Sports complex and ski resort near Minsk, Belarus

The Republican Centre of Olympic Training in Winter Sport Raǔbičy (Рэспубліканскі цэнтр алімпійскай падрыхтоўкі па зімовых відах спорту «Раўбічы», Республиканский центр олимпийской подготовки по зимним видам спорта «Раубичи») is a sports complex and ski resort in Minsk, Belarus.

== History ==
Construction on the Republican Centre of Olympic Training in Winter Sport Raǔbičy began in February 1973, according to the vision of architect Valmen Aladaǔ and in preparation for the Biathlon World Championships 1974. The project was created with the support of then-First Secretary of the Communist Party of Byelorussia Pyotr Masherov, as it was closer to Minsk National Airport than the alternative proposal of a ski resort in Lahoysk (which eventually received its own ski resort, Silichy, in 2005).

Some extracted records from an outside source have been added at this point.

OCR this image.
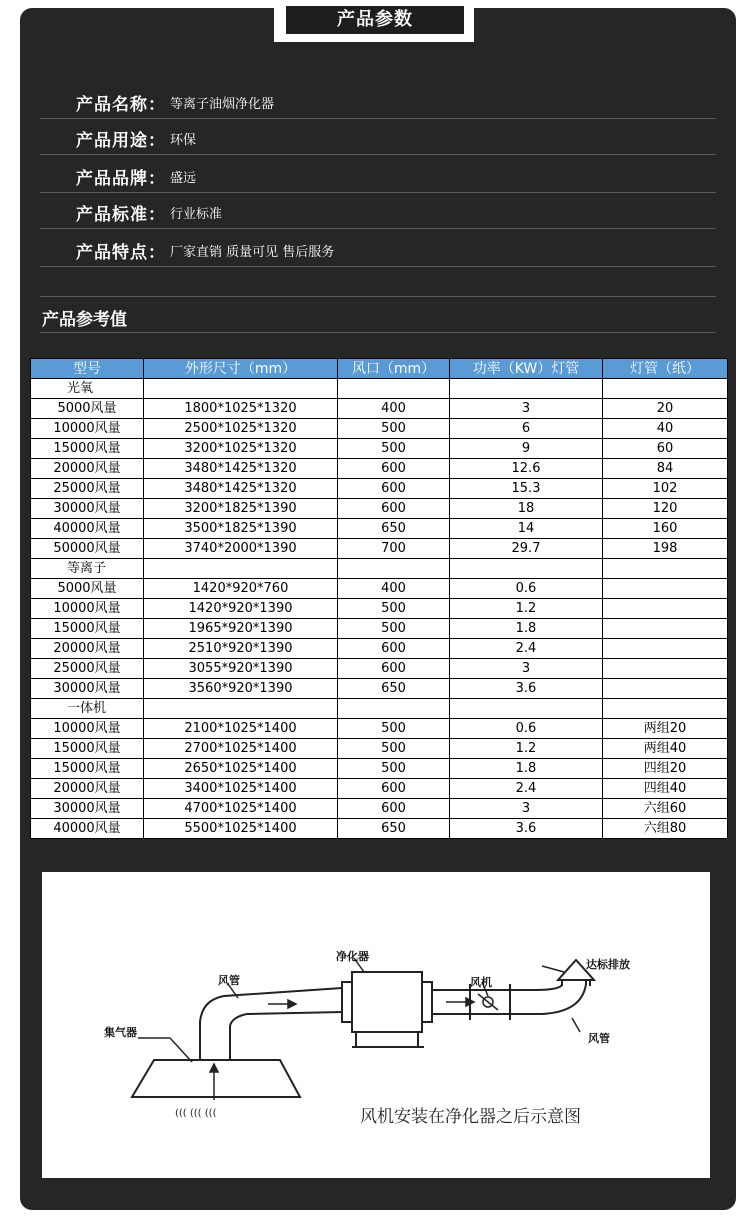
产品参数
产品名称： 等离子油烟净化器
产品用途： 环保
产品品牌： 盛远
产品标准： 行业标准
产品特点： 厂家直销 质量可见 售后服务
产品参考值
型号	外形尺寸（mm）	风口（mm）	功率（KW）灯管	灯管（纸）
光氧				
5000风量	1800*1025*1320	400	3	20
10000风量	2500*1025*1320	500	6	40
15000风量	3200*1025*1320	500	9	60
20000风量	3480*1425*1320	600	12.6	84
25000风量	3480*1425*1320	600	15.3	102
30000风量	3200*1825*1390	600	18	120
40000风量	3500*1825*1390	650	14	160
50000风量	3740*2000*1390	700	29.7	198
等离子				
5000风量	1420*920*760	400	0.6	
10000风量	1420*920*1390	500	1.2	
15000风量	1965*920*1390	500	1.8	
20000风量	2510*920*1390	600	2.4	
25000风量	3055*920*1390	600	3	
30000风量	3560*920*1390	650	3.6	
一体机				
10000风量	2100*1025*1400	500	0.6	两组20
15000风量	2700*1025*1400	500	1.2	两组40
15000风量	2650*1025*1400	500	1.8	四组20
20000风量	3400*1025*1400	600	2.4	四组40
30000风量	4700*1025*1400	600	3	六组60
40000风量	5500*1025*1400	650	3.6	六组80
((( ((( (((
集气器
风管
净化器
风机
达标排放
风管
风机安装在净化器之后示意图
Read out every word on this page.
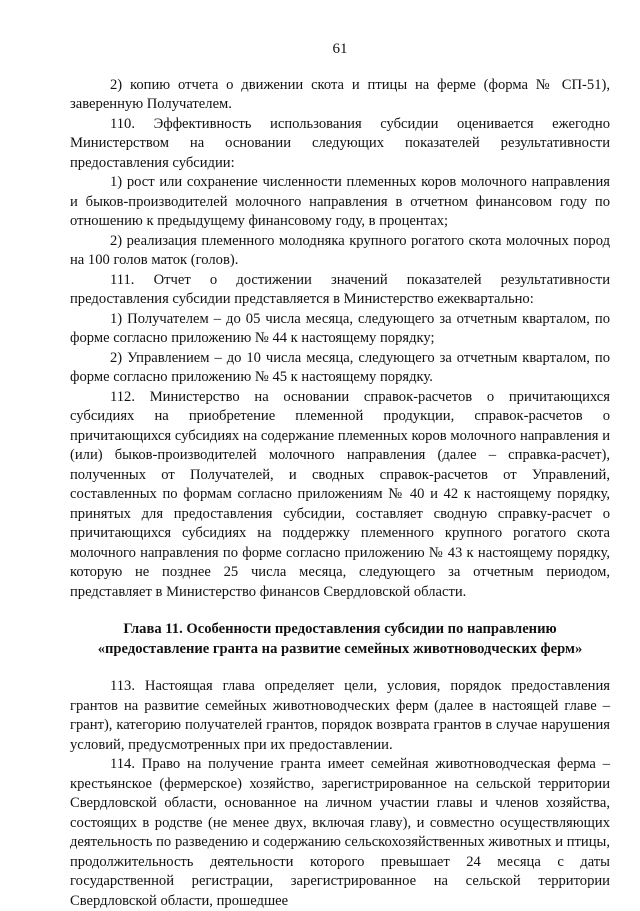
61

2) копию отчета о движении скота и птицы на ферме (форма № СП-51), заверенную Получателем.

110. Эффективность использования субсидии оценивается ежегодно Министерством на основании следующих показателей результативности предоставления субсидии:

1) рост или сохранение численности племенных коров молочного направления и быков-производителей молочного направления в отчетном финансовом году по отношению к предыдущему финансовому году, в процентах;

2) реализация племенного молодняка крупного рогатого скота молочных пород на 100 голов маток (голов).

111. Отчет о достижении значений показателей результативности предоставления субсидии представляется в Министерство ежеквартально:

1) Получателем – до 05 числа месяца, следующего за отчетным кварталом, по форме согласно приложению № 44 к настоящему порядку;

2) Управлением – до 10 числа месяца, следующего за отчетным кварталом, по форме согласно приложению № 45 к настоящему порядку.

112. Министерство на основании справок-расчетов о причитающихся субсидиях на приобретение племенной продукции, справок-расчетов о причитающихся субсидиях на содержание племенных коров молочного направления и (или) быков-производителей молочного направления (далее – справка-расчет), полученных от Получателей, и сводных справок-расчетов от Управлений, составленных по формам согласно приложениям № 40 и 42 к настоящему порядку, принятых для предоставления субсидии, составляет сводную справку-расчет о причитающихся субсидиях на поддержку племенного крупного рогатого скота молочного направления по форме согласно приложению № 43 к настоящему порядку, которую не позднее 25 числа месяца, следующего за отчетным периодом, представляет в Министерство финансов Свердловской области.

Глава 11. Особенности предоставления субсидии по направлению
«предоставление гранта на развитие семейных животноводческих ферм»

113. Настоящая глава определяет цели, условия, порядок предоставления грантов на развитие семейных животноводческих ферм (далее в настоящей главе – грант), категорию получателей грантов, порядок возврата грантов в случае нарушения условий, предусмотренных при их предоставлении.

114. Право на получение гранта имеет семейная животноводческая ферма – крестьянское (фермерское) хозяйство, зарегистрированное на сельской территории Свердловской области, основанное на личном участии главы и членов хозяйства, состоящих в родстве (не менее двух, включая главу), и совместно осуществляющих деятельность по разведению и содержанию сельскохозяйственных животных и птицы, продолжительность деятельности которого превышает 24 месяца с даты государственной регистрации, зарегистрированное на сельской территории Свердловской области, прошедшее
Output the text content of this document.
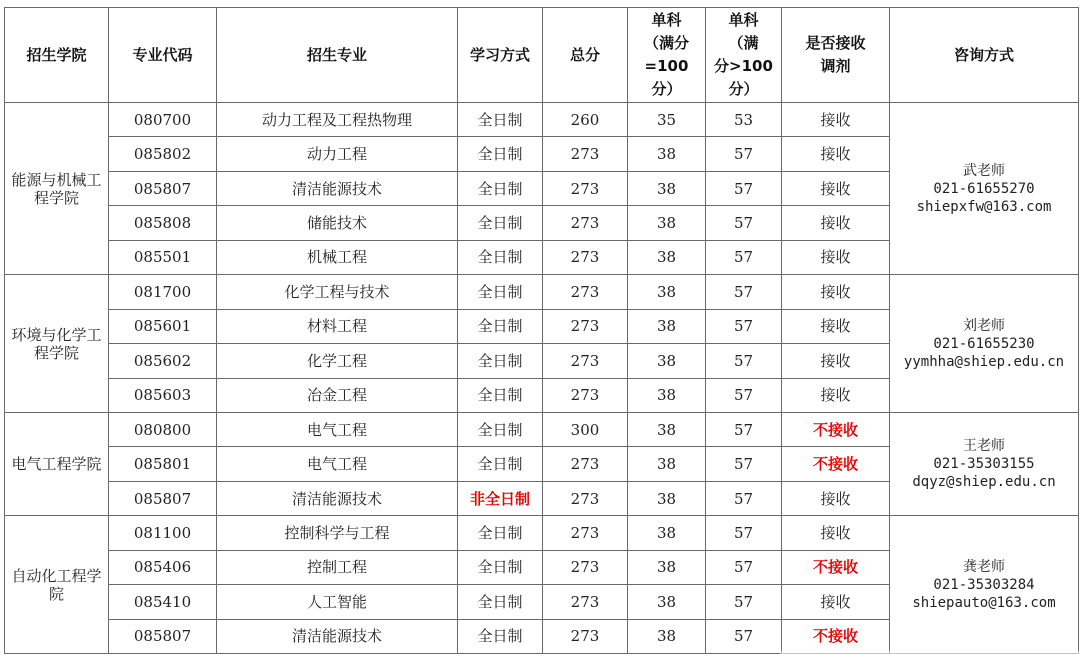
招生学院	专业代码	招生专业	学习方式	总分	单科
（满分
=100
分）	单科
（满
分>100
分）	是否接收
调剂	咨询方式

能源与机械工程学院	080700	动力工程及工程热物理	全日制	260	35	53	接收	武老师
021-61655270
shiepxfw@163.com

	085802	动力工程	全日制	273	38	57	接收	
	085807	清洁能源技术	全日制	273	38	57	接收	
	085808	储能技术	全日制	273	38	57	接收	
	085501	机械工程	全日制	273	38	57	接收	
环境与化学工程学院	081700	化学工程与技术	全日制	273	38	57	接收	刘老师
021-61655230
yymhha@shiep.edu.cn

	085601	材料工程	全日制	273	38	57	接收	
	085602	化学工程	全日制	273	38	57	接收	
	085603	冶金工程	全日制	273	38	57	接收	
电气工程学院	080800	电气工程	全日制	300	38	57	不接收	王老师
021-35303155
dqyz@shiep.edu.cn

	085801	电气工程	全日制	273	38	57	不接收	
	085807	清洁能源技术	非全日制	273	38	57	接收	
自动化工程学院	081100	控制科学与工程	全日制	273	38	57	接收	龚老师
021-35303284
shiepauto@163.com

	085406	控制工程	全日制	273	38	57	不接收	
	085410	人工智能	全日制	273	38	57	接收	
	085807	清洁能源技术	全日制	273	38	57	不接收	
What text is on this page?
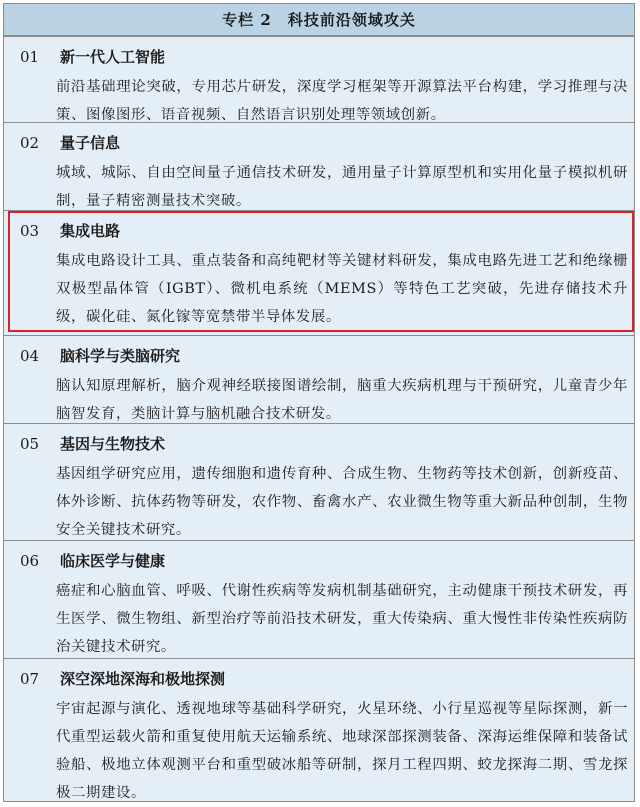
专栏 2　科技前沿领域攻关
01 新一代人工智能
前沿基础理论突破，专用芯片研发，深度学习框架等开源算法平台构建，学习推理与决策、图像图形、语音视频、自然语言识别处理等领域创新。
02 量子信息
城域、城际、自由空间量子通信技术研发，通用量子计算原型机和实用化量子模拟机研制，量子精密测量技术突破。
03 集成电路
集成电路设计工具、重点装备和高纯靶材等关键材料研发，集成电路先进工艺和绝缘栅双极型晶体管（IGBT）、微机电系统（MEMS）等特色工艺突破，先进存储技术升级，碳化硅、氮化镓等宽禁带半导体发展。
04 脑科学与类脑研究
脑认知原理解析，脑介观神经联接图谱绘制，脑重大疾病机理与干预研究，儿童青少年脑智发育，类脑计算与脑机融合技术研发。
05 基因与生物技术
基因组学研究应用，遗传细胞和遗传育种、合成生物、生物药等技术创新，创新疫苗、体外诊断、抗体药物等研发，农作物、畜禽水产、农业微生物等重大新品种创制，生物安全关键技术研究。
06 临床医学与健康
癌症和心脑血管、呼吸、代谢性疾病等发病机制基础研究，主动健康干预技术研发，再生医学、微生物组、新型治疗等前沿技术研发，重大传染病、重大慢性非传染性疾病防治关键技术研究。
07 深空深地深海和极地探测
宇宙起源与演化、透视地球等基础科学研究，火星环绕、小行星巡视等星际探测，新一代重型运载火箭和重复使用航天运输系统、地球深部探测装备、深海运维保障和装备试验船、极地立体观测平台和重型破冰船等研制，探月工程四期、蛟龙探海二期、雪龙探极二期建设。
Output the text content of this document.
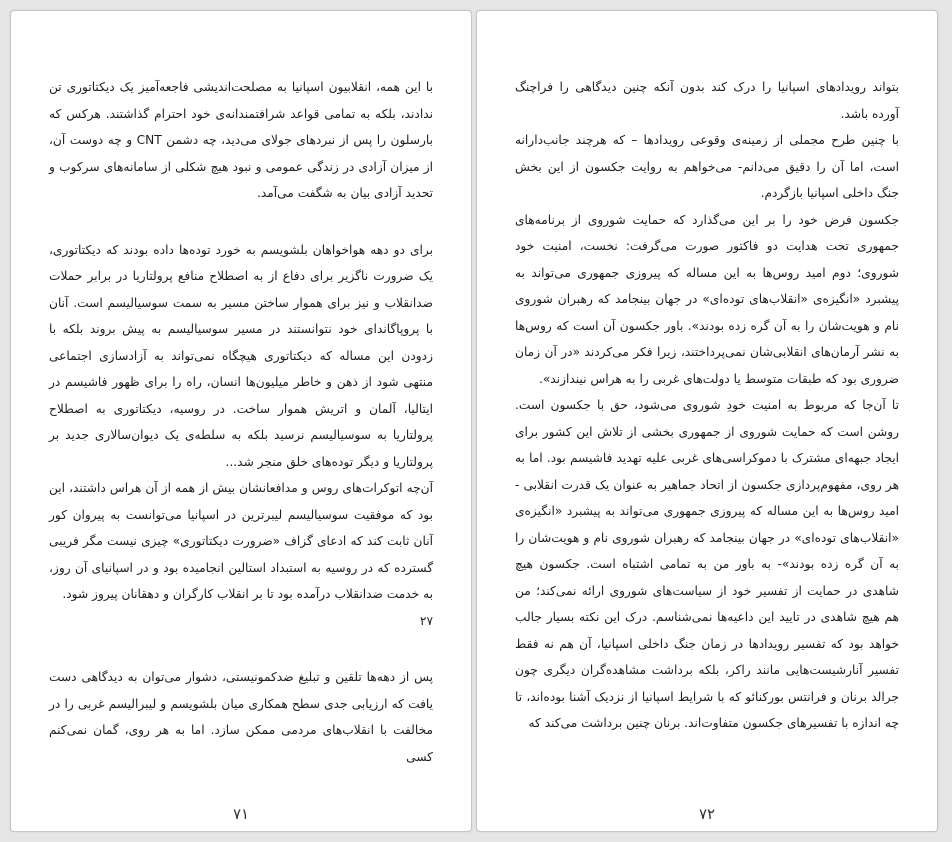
با این همه، انقلابیون اسپانیا به مصلحت‌اندیشی فاجعه‌آمیز یک دیکتاتوری تن ندادند، بلکه به تمامی قواعد شرافتمندانه‌ی خود احترام گذاشتند. هرکس که بارسلون را پس از نبردهای جولای می‌دید، چه دشمن CNT و چه دوست آن، از میزان آزادی در زندگی عمومی و نبود هیچ شکلی از سامانه‌های سرکوب و تحدید آزادی بیان به شگفت می‌آمد.

برای دو دهه هواخواهان بلشویسم به خورد توده‌ها داده بودند که دیکتاتوری، یک ضرورت ناگزیر برای دفاع از به اصطلاح منافع پرولتاریا در برابر حملات ضدانقلاب و نیز برای هموار ساختن مسیر به سمت سوسیالیسم است. آنان با پروپاگاندای خود نتوانستند در مسیر سوسیالیسم به پیش بروند بلکه با زدودن این مساله که دیکتاتوری هیچگاه نمی‌تواند به آزادسازی اجتماعی منتهی شود از ذهن و خاطر میلیون‌ها انسان، راه را برای ظهور فاشیسم در ایتالیا، آلمان و اتریش هموار ساخت. در روسیه، دیکتاتوری به اصطلاح پرولتاریا به سوسیالیسم نرسید بلکه به سلطه‌ی یک دیوان‌سالاری جدید بر پرولتاریا و دیگر توده‌های خلق منجر شد...

آن‌چه اتوکرات‌های روس و مدافعانشان بیش از همه از آن هراس داشتند، این بود که موفقیت سوسیالیسم لیبرترین در اسپانیا می‌توانست به پیروان کور آنان ثابت کند که ادعای گزاف «ضرورت دیکتاتوری» چیزی نیست مگر فریبی گسترده که در روسیه به استبداد استالین انجامیده بود و در اسپانیای آن روز، به خدمت ضدانقلاب درآمده بود تا بر انقلاب کارگران و دهقانان پیروز شود.

۲۷

پس از دهه‌ها تلقین و تبلیغ ضدکمونیستی، دشوار می‌توان به دیدگاهی دست یافت که ارزیابی جدی سطح همکاری میان بلشویسم و لیبرالیسم غربی را در مخالفت با انقلاب‌های مردمی ممکن سازد. اما به هر روی، گمان نمی‌کنم کسی

۷۱

بتواند رویدادهای اسپانیا را درک کند بدون آنکه چنین دیدگاهی را فراچنگ آورده باشد.

با چنین طرح مجملی از زمینه‌ی وقوعی رویدادها – که هرچند جانب‌دارانه است، اما آن را دقیق می‌دانم- می‌خواهم به روایت جکسون از این بخش جنگ داخلی اسپانیا بازگردم.

جکسون فرض خود را بر این می‌گذارد که حمایت شوروی از برنامه‌های جمهوری تحت هدایت دو فاکتور صورت می‌گرفت: نخست، امنیت خود شوروی؛ دوم امید روس‌ها به این مساله که پیروزی جمهوری می‌تواند به پیشبرد «انگیزه‌ی «انقلاب‌های توده‌ای» در جهان بینجامد که رهبران شوروی نام و هویت‌شان را به آن گره زده بودند». باور جکسون آن است که روس‌ها به نشر آرمان‌های انقلابی‌شان نمی‌پرداختند، زیرا فکر می‌کردند «در آن زمان ضروری بود که طبقات متوسط یا دولت‌های غربی را به هراس نیندازند».

تا آن‌جا که مربوط به امنیت خودِ شوروی می‌شود، حق با جکسون است. روشن است که حمایت شوروی از جمهوری بخشی از تلاش این کشور برای ایجاد جبهه‌ای مشترک با دموکراسی‌های غربی علیه تهدید فاشیسم بود. اما به هر روی، مفهوم‌پردازی جکسون از اتحاد جماهیر به عنوان یک قدرت انقلابی - امید روس‌ها به این مساله که پیروزی جمهوری می‌تواند به پیشبرد «انگیزه‌ی «انقلاب‌های توده‌ای» در جهان بینجامد که رهبران شوروی نام و هویت‌شان را به آن گره زده بودند»- به باور من به تمامی اشتباه است. جکسون هیچ شاهدی در حمایت از تفسیر خود از سیاست‌های شوروی ارائه نمی‌کند؛ من هم هیچ شاهدی در تایید این داعیه‌ها نمی‌شناسم. درک این نکته بسیار جالب خواهد بود که تفسیر رویدادها در زمان جنگ داخلی اسپانیا، آن هم نه فقط تفسیر آنارشیست‌هایی مانند راکر، بلکه برداشت مشاهده‌گران دیگری چون جرالد برنان و فرانتس بورکنائو که با شرایط اسپانیا از نزدیک آشنا بوده‌اند، تا چه اندازه با تفسیرهای جکسون متفاوت‌اند. برنان چنین برداشت می‌کند که

۷۲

Raǔbičy was completed in time for the Biathlon World Championships, and again hosted the championships in 1982 and 1990.

During his presidency, President of Belarus Alexander Lukashenko has proposed several improvements to the complex, including an ice rink, football field, and indoor pool.

== Additional accommodations ==
Raǔbičy contains a bar and pizzeria, as well as three hotels and guest houses.